Both of them watched as water dripped like pale, liquid emeralds from the line in Tiga’s hands. There was a soft explosion of green as she swung the pot into the boat. The metal cage hit the bottom of the skiff with a solid thump that carried over the sound of the wind.

“How much do crabs weigh?” Faith said against Walker’s ear.

“Depends on the catch. From the sound of that, come suppertime tomorrow, Ruby Bayou’s folks will be ass-deep in deviled crabs.”

“Or something.”

“Or something,” he agreed.

Tiga bent over the trap. Her body screened their view.

“What’s she doing?” Faith asked very quietly.

“Can’t tell. Could be putting crabs in a bucket and baiting the trap again.”

“Or…”

“I’m hoping, sugar.

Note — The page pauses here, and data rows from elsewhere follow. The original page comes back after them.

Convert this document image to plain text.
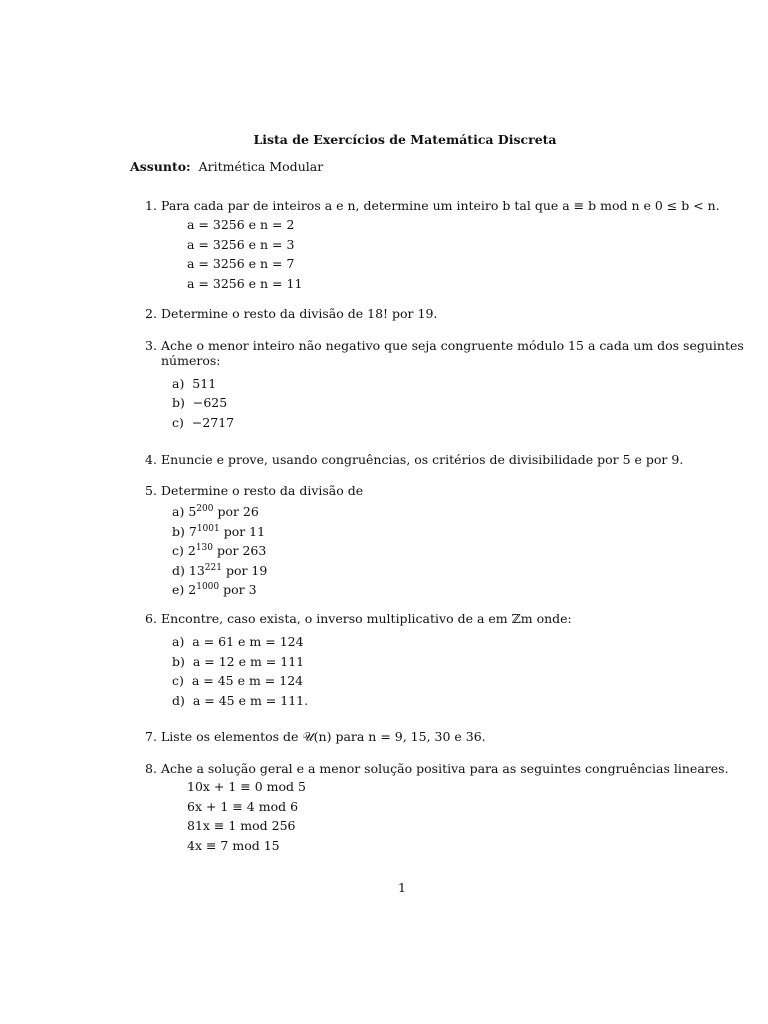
Lista de Exercícios de Matemática Discreta
Assunto: Aritmética Modular
1. Para cada par de inteiros a e n, determine um inteiro b tal que a ≡ b mod n e 0 ≤ b < n.
a = 3256 e n = 2
a = 3256 e n = 3
a = 3256 e n = 7
a = 3256 e n = 11
2. Determine o resto da divisão de 18! por 19.
3. Ache o menor inteiro não negativo que seja congruente módulo 15 a cada um dos seguintes
números:
a) 511
b) −625
c) −2717
4. Enuncie e prove, usando congruências, os critérios de divisibilidade por 5 e por 9.
5. Determine o resto da divisão de
a) $5^{200}$ por 26
b) $7^{1001}$ por 11
c) $2^{130}$ por 263
d) $13^{221}$ por 19
e) $2^{1000}$ por 3
6. Encontre, caso exista, o inverso multiplicativo de a em ℤm onde:
a) a = 61 e m = 124
b) a = 12 e m = 111
c) a = 45 e m = 124
d) a = 45 e m = 111.
7. Liste os elementos de 𝒰(n) para n = 9, 15, 30 e 36.
8. Ache a solução geral e a menor solução positiva para as seguintes congruências lineares.
10x + 1 ≡ 0 mod 5
6x + 1 ≡ 4 mod 6
81x ≡ 1 mod 256
4x ≡ 7 mod 15
1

I’m not guaranteeing.”

“I’m not asking for guarantees, remember?” Faith said.

“You should.”

“Why?”

“You’re worth it.”

“So are you, and you’re not asking.”

Walker didn’t know what to say, so he shut his mouth and said nothing.

A few moments later, the trap made a muffled splash as it hit the water again. It sank rapidly. Tiga straightened, rubbed her hands over her clothes, and picked up the oars again. Expertly she turned the skiff in place and rowed back toward them.

“Damn,” breathed Walker. “We gotta get out of here.”